De ce point de vue, El-Hachemi Chérif est un véritable révolutionnaire. Il change radicalement de paradigme. Il ne parle plus de réforme mais de rupture et préconise d`envisager la politique autrement. Pour lui, l’obsolescence touche toute la classe politique, y compris les formations qu’il essaye lui-même de reconstruire et de rénover. El-Hachemi Chérif ne fait pas dans des retouches cosmétiques mais dans un chambardement tel que des camarades ne comprennent pas les nouveaux enjeux ou rejettent carrément la nouvelle stratégie, d`où les fractures et la dispersion. La vie a de toute façon tranché : la classe politique actuelle est à des années-lumière des urgences de l`heure. La nouvelle émergera du magnifique mouvement citoyen du 22 février qui chevauche tout le pays.

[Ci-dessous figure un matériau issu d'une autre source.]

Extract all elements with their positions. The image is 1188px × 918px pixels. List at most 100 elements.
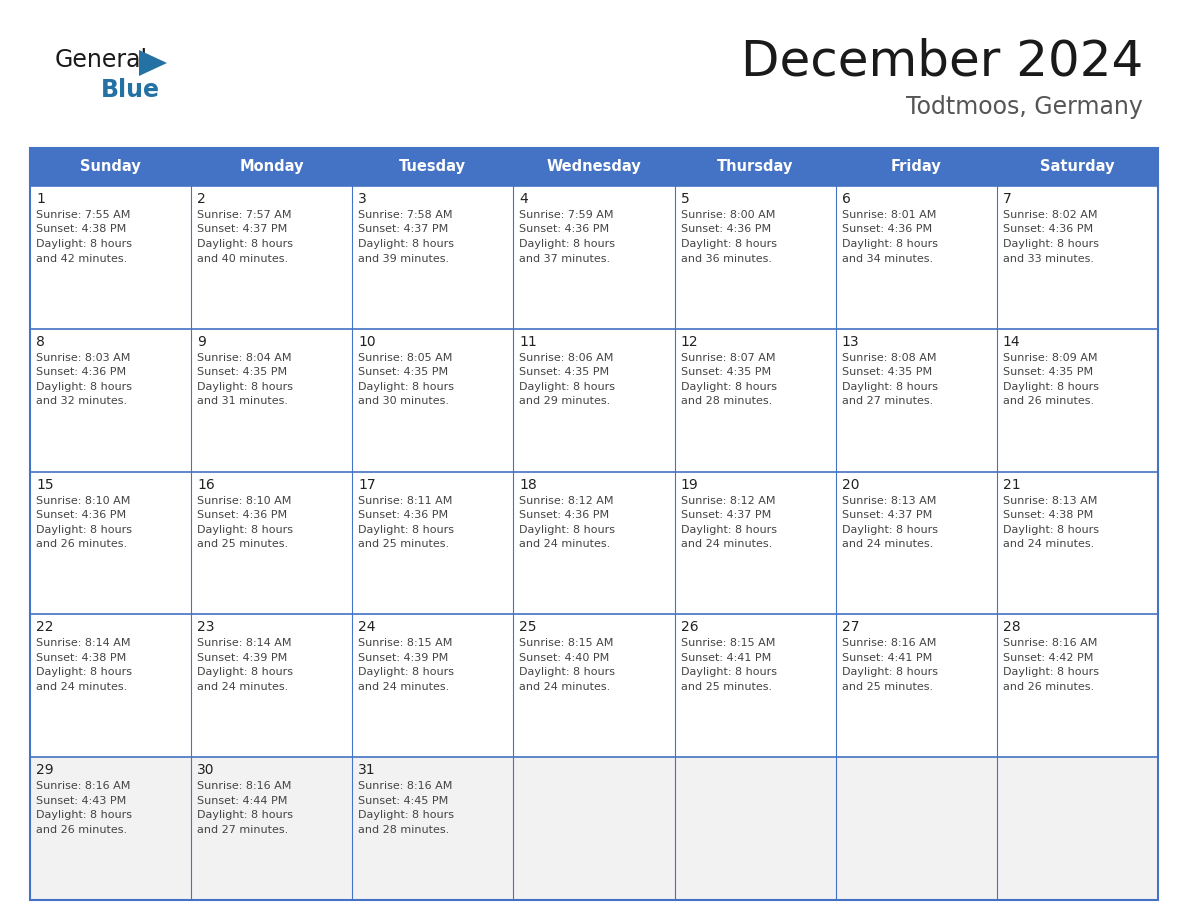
Text: Daylight: 8 hours: Daylight: 8 hours bbox=[197, 524, 293, 534]
Text: Sunset: 4:40 PM: Sunset: 4:40 PM bbox=[519, 653, 609, 663]
Text: 18: 18 bbox=[519, 477, 537, 492]
Text: and 24 minutes.: and 24 minutes. bbox=[359, 682, 449, 692]
Text: 17: 17 bbox=[359, 477, 375, 492]
Text: Sunset: 4:36 PM: Sunset: 4:36 PM bbox=[842, 225, 931, 234]
Text: Daylight: 8 hours: Daylight: 8 hours bbox=[519, 239, 615, 249]
Text: Daylight: 8 hours: Daylight: 8 hours bbox=[1003, 239, 1099, 249]
Text: and 42 minutes.: and 42 minutes. bbox=[36, 253, 127, 263]
Text: 7: 7 bbox=[1003, 192, 1012, 206]
Text: 8: 8 bbox=[36, 335, 45, 349]
Text: 1: 1 bbox=[36, 192, 45, 206]
Text: Sunset: 4:38 PM: Sunset: 4:38 PM bbox=[36, 653, 126, 663]
Text: Sunset: 4:35 PM: Sunset: 4:35 PM bbox=[519, 367, 609, 377]
Text: Daylight: 8 hours: Daylight: 8 hours bbox=[681, 382, 777, 392]
Text: and 40 minutes.: and 40 minutes. bbox=[197, 253, 289, 263]
Polygon shape bbox=[139, 50, 168, 76]
Text: Friday: Friday bbox=[891, 160, 942, 174]
Text: and 34 minutes.: and 34 minutes. bbox=[842, 253, 933, 263]
Text: and 27 minutes.: and 27 minutes. bbox=[842, 397, 933, 407]
Text: 21: 21 bbox=[1003, 477, 1020, 492]
Text: Sunrise: 8:13 AM: Sunrise: 8:13 AM bbox=[1003, 496, 1098, 506]
Text: Sunrise: 8:15 AM: Sunrise: 8:15 AM bbox=[681, 638, 775, 648]
Text: Sunset: 4:36 PM: Sunset: 4:36 PM bbox=[519, 510, 609, 521]
Text: Sunset: 4:36 PM: Sunset: 4:36 PM bbox=[197, 510, 287, 521]
Text: Daylight: 8 hours: Daylight: 8 hours bbox=[1003, 382, 1099, 392]
Text: 3: 3 bbox=[359, 192, 367, 206]
Text: Sunrise: 7:59 AM: Sunrise: 7:59 AM bbox=[519, 210, 614, 220]
Text: Daylight: 8 hours: Daylight: 8 hours bbox=[359, 239, 454, 249]
Text: Daylight: 8 hours: Daylight: 8 hours bbox=[359, 811, 454, 820]
Text: 30: 30 bbox=[197, 763, 215, 778]
Text: Sunset: 4:37 PM: Sunset: 4:37 PM bbox=[681, 510, 771, 521]
Text: Daylight: 8 hours: Daylight: 8 hours bbox=[197, 667, 293, 677]
Text: 2: 2 bbox=[197, 192, 206, 206]
Text: and 36 minutes.: and 36 minutes. bbox=[681, 253, 771, 263]
Text: Sunrise: 8:07 AM: Sunrise: 8:07 AM bbox=[681, 353, 775, 363]
Text: Sunrise: 8:02 AM: Sunrise: 8:02 AM bbox=[1003, 210, 1098, 220]
Text: Sunrise: 8:12 AM: Sunrise: 8:12 AM bbox=[519, 496, 614, 506]
Text: Daylight: 8 hours: Daylight: 8 hours bbox=[359, 524, 454, 534]
Text: and 24 minutes.: and 24 minutes. bbox=[197, 682, 289, 692]
Text: 19: 19 bbox=[681, 477, 699, 492]
Text: 6: 6 bbox=[842, 192, 851, 206]
Text: Daylight: 8 hours: Daylight: 8 hours bbox=[197, 239, 293, 249]
Text: Sunset: 4:36 PM: Sunset: 4:36 PM bbox=[36, 367, 126, 377]
Text: Sunset: 4:36 PM: Sunset: 4:36 PM bbox=[681, 225, 771, 234]
Text: and 25 minutes.: and 25 minutes. bbox=[359, 539, 449, 549]
Text: Sunrise: 8:09 AM: Sunrise: 8:09 AM bbox=[1003, 353, 1098, 363]
Text: Sunrise: 8:01 AM: Sunrise: 8:01 AM bbox=[842, 210, 936, 220]
Text: Sunrise: 8:12 AM: Sunrise: 8:12 AM bbox=[681, 496, 775, 506]
Text: General: General bbox=[55, 48, 148, 72]
Text: and 24 minutes.: and 24 minutes. bbox=[36, 682, 127, 692]
Text: and 24 minutes.: and 24 minutes. bbox=[519, 682, 611, 692]
Text: Daylight: 8 hours: Daylight: 8 hours bbox=[519, 524, 615, 534]
Text: Sunset: 4:35 PM: Sunset: 4:35 PM bbox=[1003, 367, 1093, 377]
Text: and 28 minutes.: and 28 minutes. bbox=[359, 824, 449, 834]
Bar bbox=[30, 757, 1158, 900]
Text: and 27 minutes.: and 27 minutes. bbox=[197, 824, 289, 834]
Text: 28: 28 bbox=[1003, 621, 1020, 634]
Text: Daylight: 8 hours: Daylight: 8 hours bbox=[519, 667, 615, 677]
Text: Sunrise: 8:14 AM: Sunrise: 8:14 AM bbox=[36, 638, 131, 648]
Text: and 31 minutes.: and 31 minutes. bbox=[197, 397, 289, 407]
Text: 26: 26 bbox=[681, 621, 699, 634]
Text: Sunrise: 7:57 AM: Sunrise: 7:57 AM bbox=[197, 210, 291, 220]
Text: and 25 minutes.: and 25 minutes. bbox=[197, 539, 289, 549]
Text: Sunrise: 8:10 AM: Sunrise: 8:10 AM bbox=[36, 496, 131, 506]
Text: 20: 20 bbox=[842, 477, 859, 492]
Text: Sunset: 4:35 PM: Sunset: 4:35 PM bbox=[197, 367, 287, 377]
Text: 16: 16 bbox=[197, 477, 215, 492]
Text: and 39 minutes.: and 39 minutes. bbox=[359, 253, 449, 263]
Text: Daylight: 8 hours: Daylight: 8 hours bbox=[1003, 524, 1099, 534]
Text: and 26 minutes.: and 26 minutes. bbox=[36, 539, 127, 549]
Text: December 2024: December 2024 bbox=[741, 38, 1143, 86]
Text: Sunset: 4:43 PM: Sunset: 4:43 PM bbox=[36, 796, 126, 806]
Text: and 25 minutes.: and 25 minutes. bbox=[842, 682, 933, 692]
Text: 13: 13 bbox=[842, 335, 859, 349]
Text: Sunrise: 7:58 AM: Sunrise: 7:58 AM bbox=[359, 210, 453, 220]
Text: 25: 25 bbox=[519, 621, 537, 634]
Text: Sunrise: 8:00 AM: Sunrise: 8:00 AM bbox=[681, 210, 775, 220]
Text: 23: 23 bbox=[197, 621, 215, 634]
Text: Sunrise: 8:08 AM: Sunrise: 8:08 AM bbox=[842, 353, 936, 363]
Text: and 29 minutes.: and 29 minutes. bbox=[519, 397, 611, 407]
Text: Daylight: 8 hours: Daylight: 8 hours bbox=[197, 382, 293, 392]
Text: Todtmoos, Germany: Todtmoos, Germany bbox=[906, 95, 1143, 119]
Text: Sunset: 4:35 PM: Sunset: 4:35 PM bbox=[359, 367, 448, 377]
Text: Daylight: 8 hours: Daylight: 8 hours bbox=[842, 524, 937, 534]
Text: 29: 29 bbox=[36, 763, 53, 778]
Text: Sunset: 4:42 PM: Sunset: 4:42 PM bbox=[1003, 653, 1093, 663]
Text: and 26 minutes.: and 26 minutes. bbox=[1003, 682, 1094, 692]
Text: Sunset: 4:36 PM: Sunset: 4:36 PM bbox=[519, 225, 609, 234]
Text: Daylight: 8 hours: Daylight: 8 hours bbox=[36, 667, 132, 677]
Text: Daylight: 8 hours: Daylight: 8 hours bbox=[519, 382, 615, 392]
Text: Daylight: 8 hours: Daylight: 8 hours bbox=[359, 382, 454, 392]
Text: Sunset: 4:37 PM: Sunset: 4:37 PM bbox=[359, 225, 449, 234]
Text: Sunrise: 8:13 AM: Sunrise: 8:13 AM bbox=[842, 496, 936, 506]
Text: Sunset: 4:39 PM: Sunset: 4:39 PM bbox=[359, 653, 449, 663]
Text: and 24 minutes.: and 24 minutes. bbox=[842, 539, 933, 549]
Text: Sunset: 4:39 PM: Sunset: 4:39 PM bbox=[197, 653, 287, 663]
Text: Sunset: 4:35 PM: Sunset: 4:35 PM bbox=[681, 367, 771, 377]
Text: 12: 12 bbox=[681, 335, 699, 349]
Text: Sunrise: 8:11 AM: Sunrise: 8:11 AM bbox=[359, 496, 453, 506]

El-Hachemi Cherif est l’un des rares hommes politiques algérien, à coté de Saïd Sadi, à avoir affronté l’islamisme et son corollaire, le terrorisme, lorsqu’il était à son apogée. L’islamisme représente-t-il toujours une menace pour l’Algérie et pour le projet démocratisation du pays ?

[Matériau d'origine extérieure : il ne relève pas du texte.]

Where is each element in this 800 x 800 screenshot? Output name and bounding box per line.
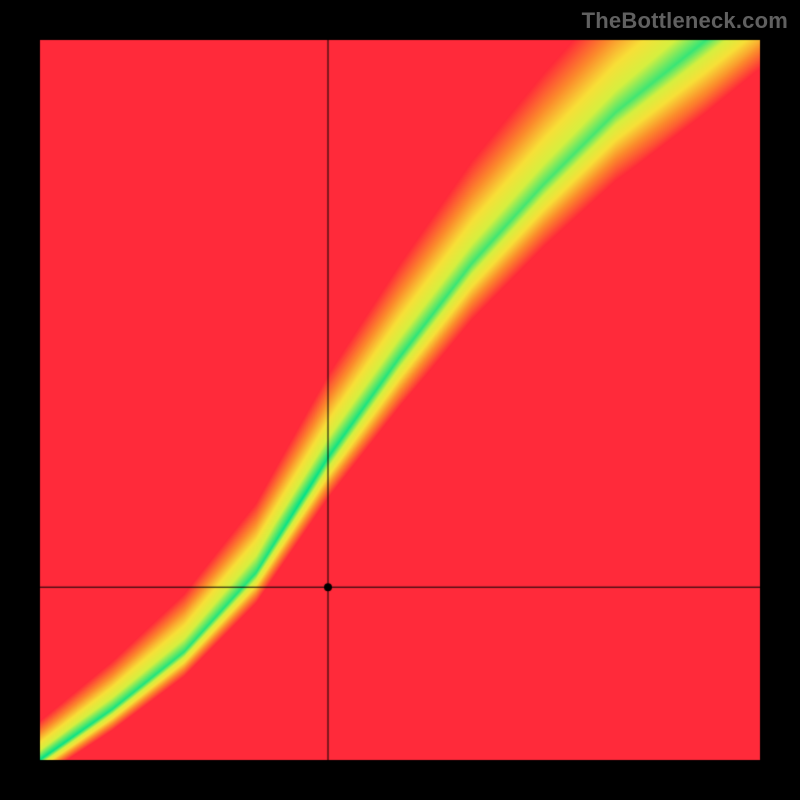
- bottleneck-heatmap: [0, 0, 800, 800]
- chart-container: TheBottleneck.com: [0, 0, 800, 800]
- watermark-text: TheBottleneck.com: [582, 8, 788, 34]
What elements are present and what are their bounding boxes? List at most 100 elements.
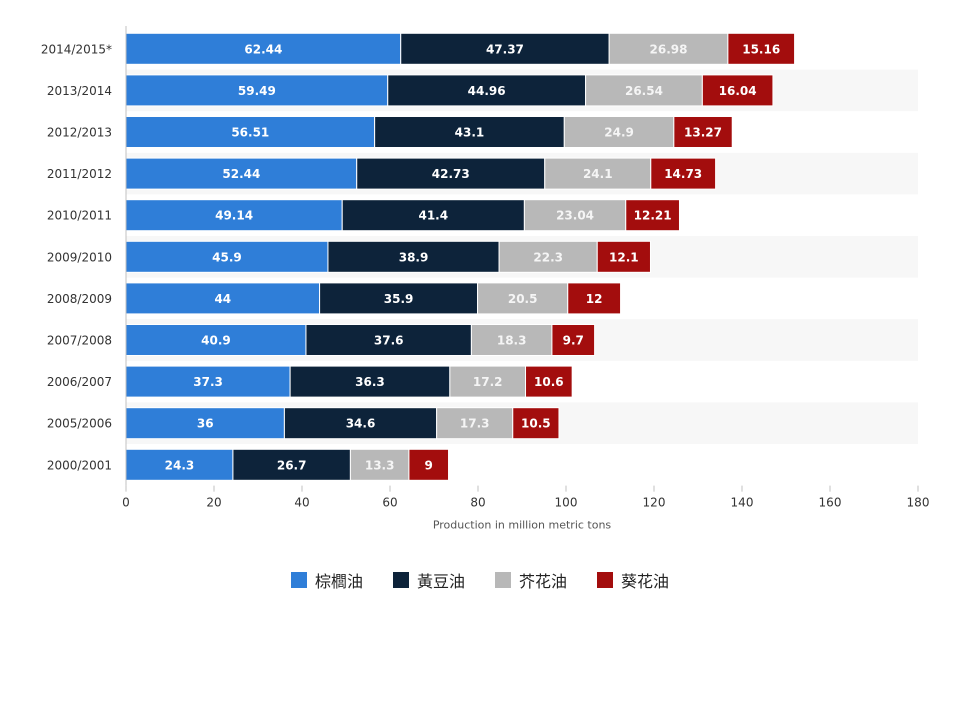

Deux choses ont permis à El-Hachemi Chérif de prendre de la hauteur dans les années 90. La guerre de libération nationale lui a permis d`engranger une grande expérience politique en tant qu`officier de l`ALN. Puis le cataclysme iranien qui a été pour lui une source d`apprentissage inestimable. Le cuisant échec des forces démocratiques iraniennes lui a permis de changer complètement de lunettes d`analyse. .Ce qui est éminemment positif est qu’un démocrate aussi important que Said Sadi, que le représentant du PLD en France, mon ami et camarade Fewzi Benhabib a rencontré à Paris le 18 juillet dernier, soit sur la même longueur d’onde que le regretté Hachemi Cherif quant à la qualification de l’islamisme politique et la nécessité de le combattre sans merci.

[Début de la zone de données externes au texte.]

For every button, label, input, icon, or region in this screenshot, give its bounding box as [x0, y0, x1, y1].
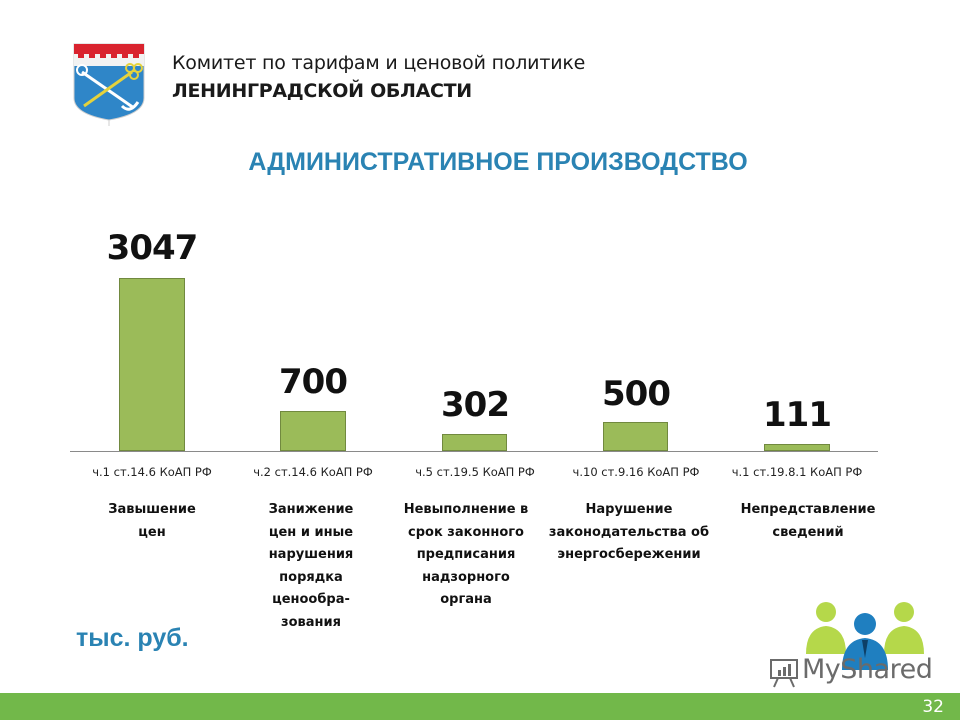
description-line: срок законного [408, 524, 524, 540]
description-line: нарушения [268, 547, 354, 562]
description-line: надзорного [422, 569, 510, 585]
category-label: ч.1 ст.14.6 КоАП РФ [92, 465, 212, 479]
category-description: Занижение цен и иные нарушения порядка ц… [231, 499, 391, 634]
category-description: Завышение цен [72, 499, 232, 544]
description-line: порядка [279, 569, 343, 585]
myshared-people-icon [806, 602, 924, 670]
description-line: предписания [416, 547, 516, 562]
bar-value-label: 500 [602, 374, 671, 414]
category-label: ч.2 ст.14.6 КоАП РФ [253, 465, 373, 479]
category-label: ч.5 ст.19.5 КоАП РФ [415, 465, 535, 479]
presentation-board-icon [770, 659, 798, 688]
description-line: ценообра- [272, 592, 350, 607]
x-axis-line [70, 451, 878, 452]
description-line: энергосбережении [557, 547, 701, 562]
slide-title: АДМИНИСТРАТИВНОЕ ПРОИЗВОДСТВО [248, 148, 748, 176]
bar-value-label: 111 [763, 395, 832, 435]
description-line: Непредставление [740, 502, 876, 517]
description-line: зования [281, 614, 341, 630]
category-description: Нарушение законодательства об энергосбер… [529, 499, 729, 567]
category-description: Непредставление сведений [718, 499, 898, 544]
description-line: Завышение [108, 502, 196, 517]
bar [764, 444, 830, 451]
bar [442, 434, 507, 451]
description-line: Нарушение [585, 502, 673, 517]
page-number: 32 [922, 697, 944, 717]
bar-value-label: 700 [279, 362, 348, 402]
coat-of-arms-icon [73, 43, 145, 126]
category-label: ч.1 ст.19.8.1 КоАП РФ [731, 465, 863, 479]
bar-value-label: 3047 [106, 228, 199, 268]
bar [119, 278, 185, 451]
description-line: цен и иные [268, 524, 354, 540]
bar [603, 422, 668, 451]
description-line: сведений [772, 524, 844, 540]
bar [280, 411, 346, 451]
bar-value-label: 302 [441, 385, 510, 425]
description-line: органа [440, 592, 492, 607]
description-line: Невыполнение в [403, 502, 529, 517]
description-line: законодательства об [548, 524, 710, 540]
unit-label: тыс. руб. [76, 624, 189, 652]
description-line: цен [138, 524, 166, 540]
organization-region: ЛЕНИНГРАДСКОЙ ОБЛАСТИ [172, 80, 472, 102]
organization-name: Комитет по тарифам и ценовой политике [172, 52, 586, 74]
category-description: Невыполнение в срок законного предписани… [386, 499, 546, 612]
description-line: Занижение [268, 502, 354, 517]
category-label: ч.10 ст.9.16 КоАП РФ [572, 465, 700, 479]
watermark-text: MyShared [802, 654, 933, 685]
footer-bar [0, 693, 960, 720]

En effet, la prise du pouvoir en 1979, réglée comme un papier de musique par Khomeiny, a joué le rôle d’un véritable séisme dans sa pensée politique. Le précédent iranien a décillé les yeux aux observateurs avertis mais El-Hachemi Chérif en a tiré les plus grands enseignements. Il a compris que l’islamisme politique faisait feu de tout bois pour arriver à ses fins et qu’il ne s`embarrassait pas de liquider physiquement non seulement ceux qui ne lui font pas allégeance, mais aussi et sans aucun état d’âme, ceux qu`il a instrumentalisés pour aller à la conquête du pouvoir. Le courage qu`il a eu pendant les années noires du terrorisme islamiste s’appuyait d’abord et avant tout sur le socle de convictions fortes. Il martelait à qui voulait bien l’entendre que l’essence de l’islamisme politique est la violence et que l’islamisme modéré est une fable !
Certains effets de manche donneraient à penser que l’islamisme politique aurait changé. En effet, hier, ennemi mortel des libertés et porte-voix du terrorisme, l’islamisme s’affiche aujourd’hui comme le fer de lance de la démocratie et l’étendard de la non-violence. Aurait-il alors réellement changé ? L’islamisme politique fait dans la communication. Toutes ses postures sont inspirées d’une stratégie réfléchie et sont essentiellement destinées à faire fructifier son fonds de commerce au tam-tam de la takia. Hier, il portait les oripeaux du FIS. Aujourd’hui, il porte le masque de Rachad. D`ailleurs, l’islamisme politique carbure de la même manière partout dans le monde.
Erdogan a toujours été présenté comme le prototype des islamistes modérés mais qu`est-il devenu aujourd`hui ? Le masque ôté, il se révèle sous son véritable visage, celui d`un monarque belliciste qui rêve d’empire. Chassez le naturel, il revient au galop ! Il tente non seulement de détruire tous les acquis de la modernité dans son propre pays mais il projette… de coloniser l`Afrique du Nord ! Son objectif est clair : recréer l`empire ottoman pour le soumettre sous les bottes du califat. C`est pourquoi la plus grande vigilance doit être observée à l’endroit des islamistes d`autant que Rachad, qui n`est rien d`autre que l`ex-FIS, est dans l’axe Turquie/Qatar.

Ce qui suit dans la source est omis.